04 fev, 2019 - 12:24 • Maria João Costa
O espólio de Sophia de Mello Breyner Andresen está em depósito na Biblioteca Nacional em Lisboa e dele não consta um dos poemas que corre que nem um vírus na internet atribuído à poeta, cujo centenário do nascimento se assinala este ano.
De acordo com a notícia divulgada pelo jornal "Público", “O mar dos meus olhos” surge transcrito em milhares de páginas, mas nunca foi escritor por Sophia. Segundo a notícia, há mesmo artigos académicos que comentam o poema que já foi traduzido para alemão e holandês.
Maria Andresen Sousa Tavares, filha de Sophia, tenta há anos desfazer o equívoco que ia tendo honras de publicação, diz o "Público", numa antologia pessoal de um advogado do Porto, que quis incluir o poema na obra. Também “um jornalista cultural” pediu a Maria Andresen Sousa Tavares “para incluir numa antologia” o poema.
Uma rápida busca na internet faz descobrir o poema de autor desconhecido, atribuído à autora de "A Menina do Mar": “Há mulheres que trazem o mar nos olhos/ Não pela cor/ Mas pela vastidão da alma// E trazem a poesia nos dedos e nos sorrisos/ Ficam para além do tempo/ Como se a maré nunca as levasse/ Da praia onde foram felizes// Há mulheres que trazem o mar nos olhos/ pela grandeza da imensidão da alma/ pelo infinito modo como abarcam as coisas e os homens.../ Há mulheres que são maré em noites de tardes.../ e calma”. No Portal da Literatura, o poema surge atribuído a Sophia e com a referência de que foi publicado na “Obra Poética” pela Caminho em 2010.
Não é novidade a questão das falsas citações. Fernando Pessoa é um dos poetas mais citados na internet e os seus poemas partilhados em redes sociais, mas há muitos textos que não saíram da mão do poeta de “Mensagem”. Também a escritora brasileira Clarice Lispector, cuja obra é muitas vezes partilhada nas redes, é alvo deste mesmo mal.

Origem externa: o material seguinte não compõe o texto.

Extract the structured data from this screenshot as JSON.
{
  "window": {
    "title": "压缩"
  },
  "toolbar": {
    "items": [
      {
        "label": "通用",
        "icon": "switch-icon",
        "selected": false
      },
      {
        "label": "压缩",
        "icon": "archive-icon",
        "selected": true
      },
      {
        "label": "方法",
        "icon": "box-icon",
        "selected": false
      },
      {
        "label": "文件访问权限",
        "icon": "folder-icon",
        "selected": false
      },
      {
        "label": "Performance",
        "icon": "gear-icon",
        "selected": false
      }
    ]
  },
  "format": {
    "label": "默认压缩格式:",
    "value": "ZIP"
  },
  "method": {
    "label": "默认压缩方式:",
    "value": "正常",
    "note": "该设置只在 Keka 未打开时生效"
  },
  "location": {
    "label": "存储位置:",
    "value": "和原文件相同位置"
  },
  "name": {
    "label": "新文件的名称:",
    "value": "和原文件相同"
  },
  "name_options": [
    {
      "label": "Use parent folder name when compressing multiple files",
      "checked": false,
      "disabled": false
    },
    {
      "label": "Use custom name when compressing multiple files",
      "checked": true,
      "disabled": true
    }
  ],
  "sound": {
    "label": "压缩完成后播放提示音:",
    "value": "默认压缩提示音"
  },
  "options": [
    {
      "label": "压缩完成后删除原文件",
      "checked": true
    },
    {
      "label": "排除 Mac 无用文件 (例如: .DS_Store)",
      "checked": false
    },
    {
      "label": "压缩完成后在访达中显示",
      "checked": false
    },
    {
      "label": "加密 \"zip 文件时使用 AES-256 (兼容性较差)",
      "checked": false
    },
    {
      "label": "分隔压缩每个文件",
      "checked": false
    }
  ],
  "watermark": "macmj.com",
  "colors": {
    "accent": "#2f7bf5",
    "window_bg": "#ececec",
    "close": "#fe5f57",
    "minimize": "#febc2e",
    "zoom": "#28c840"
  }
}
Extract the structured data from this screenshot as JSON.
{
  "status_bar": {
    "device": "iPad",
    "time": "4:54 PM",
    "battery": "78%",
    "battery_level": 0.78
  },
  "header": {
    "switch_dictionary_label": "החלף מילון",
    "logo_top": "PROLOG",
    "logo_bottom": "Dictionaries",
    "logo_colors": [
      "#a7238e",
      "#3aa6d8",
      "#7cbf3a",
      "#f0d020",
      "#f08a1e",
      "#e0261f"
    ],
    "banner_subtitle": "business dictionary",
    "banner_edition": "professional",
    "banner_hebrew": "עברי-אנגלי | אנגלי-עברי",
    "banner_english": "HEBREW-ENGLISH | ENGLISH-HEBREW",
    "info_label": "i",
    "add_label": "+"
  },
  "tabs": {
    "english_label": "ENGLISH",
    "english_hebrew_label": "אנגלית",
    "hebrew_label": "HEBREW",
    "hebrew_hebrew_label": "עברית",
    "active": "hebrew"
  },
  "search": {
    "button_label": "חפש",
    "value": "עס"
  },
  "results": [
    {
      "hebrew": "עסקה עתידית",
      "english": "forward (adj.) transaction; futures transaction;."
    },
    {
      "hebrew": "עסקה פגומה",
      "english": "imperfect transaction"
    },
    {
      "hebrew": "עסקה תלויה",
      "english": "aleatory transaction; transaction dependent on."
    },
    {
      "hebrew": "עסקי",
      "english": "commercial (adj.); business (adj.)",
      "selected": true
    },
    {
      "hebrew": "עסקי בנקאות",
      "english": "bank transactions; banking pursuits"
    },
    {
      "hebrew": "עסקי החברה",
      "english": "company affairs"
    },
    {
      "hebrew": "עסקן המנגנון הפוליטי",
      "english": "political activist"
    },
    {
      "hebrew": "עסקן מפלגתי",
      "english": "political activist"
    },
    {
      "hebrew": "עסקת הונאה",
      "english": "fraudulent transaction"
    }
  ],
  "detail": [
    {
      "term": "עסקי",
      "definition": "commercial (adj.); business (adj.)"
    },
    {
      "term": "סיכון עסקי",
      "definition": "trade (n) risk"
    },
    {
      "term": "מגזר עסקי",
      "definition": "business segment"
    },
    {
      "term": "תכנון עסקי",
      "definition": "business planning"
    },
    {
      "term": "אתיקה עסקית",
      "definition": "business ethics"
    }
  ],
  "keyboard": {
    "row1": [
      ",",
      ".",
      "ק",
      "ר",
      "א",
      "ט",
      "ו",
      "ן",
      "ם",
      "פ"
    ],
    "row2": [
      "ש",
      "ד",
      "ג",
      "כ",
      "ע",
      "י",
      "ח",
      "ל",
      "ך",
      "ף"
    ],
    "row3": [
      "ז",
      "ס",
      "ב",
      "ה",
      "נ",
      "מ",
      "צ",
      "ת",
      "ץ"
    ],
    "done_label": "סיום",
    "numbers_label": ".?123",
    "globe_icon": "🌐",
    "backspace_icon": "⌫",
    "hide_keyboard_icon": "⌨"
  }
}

Nem um Prémio Nobel se livra desta contaminação viral que prolifera na internet. Uns anos depois da morte de José Saramago, surgiu na internet, através das redes sociais, um texto que lhe foi atribuído e que o autor de “Memorial do Convento” nunca escreveu.
“Os fascistas do futuro não vão ter aquele estereótipo de Hitler ou Mussolini. (…) Vão ser homens falando tudo aquilo que a maioria quer ouvir. Sobre bondade, família, bons costumes, religião e ética. Nessa hora vai surgir o novo demónio, e tão poucos vão perceber a história se repetindo”. A frase que Saramago nunca escreveu, levou a Fundação dirigida por Pilar del Rio a desmentir a autoria de tal afirmação.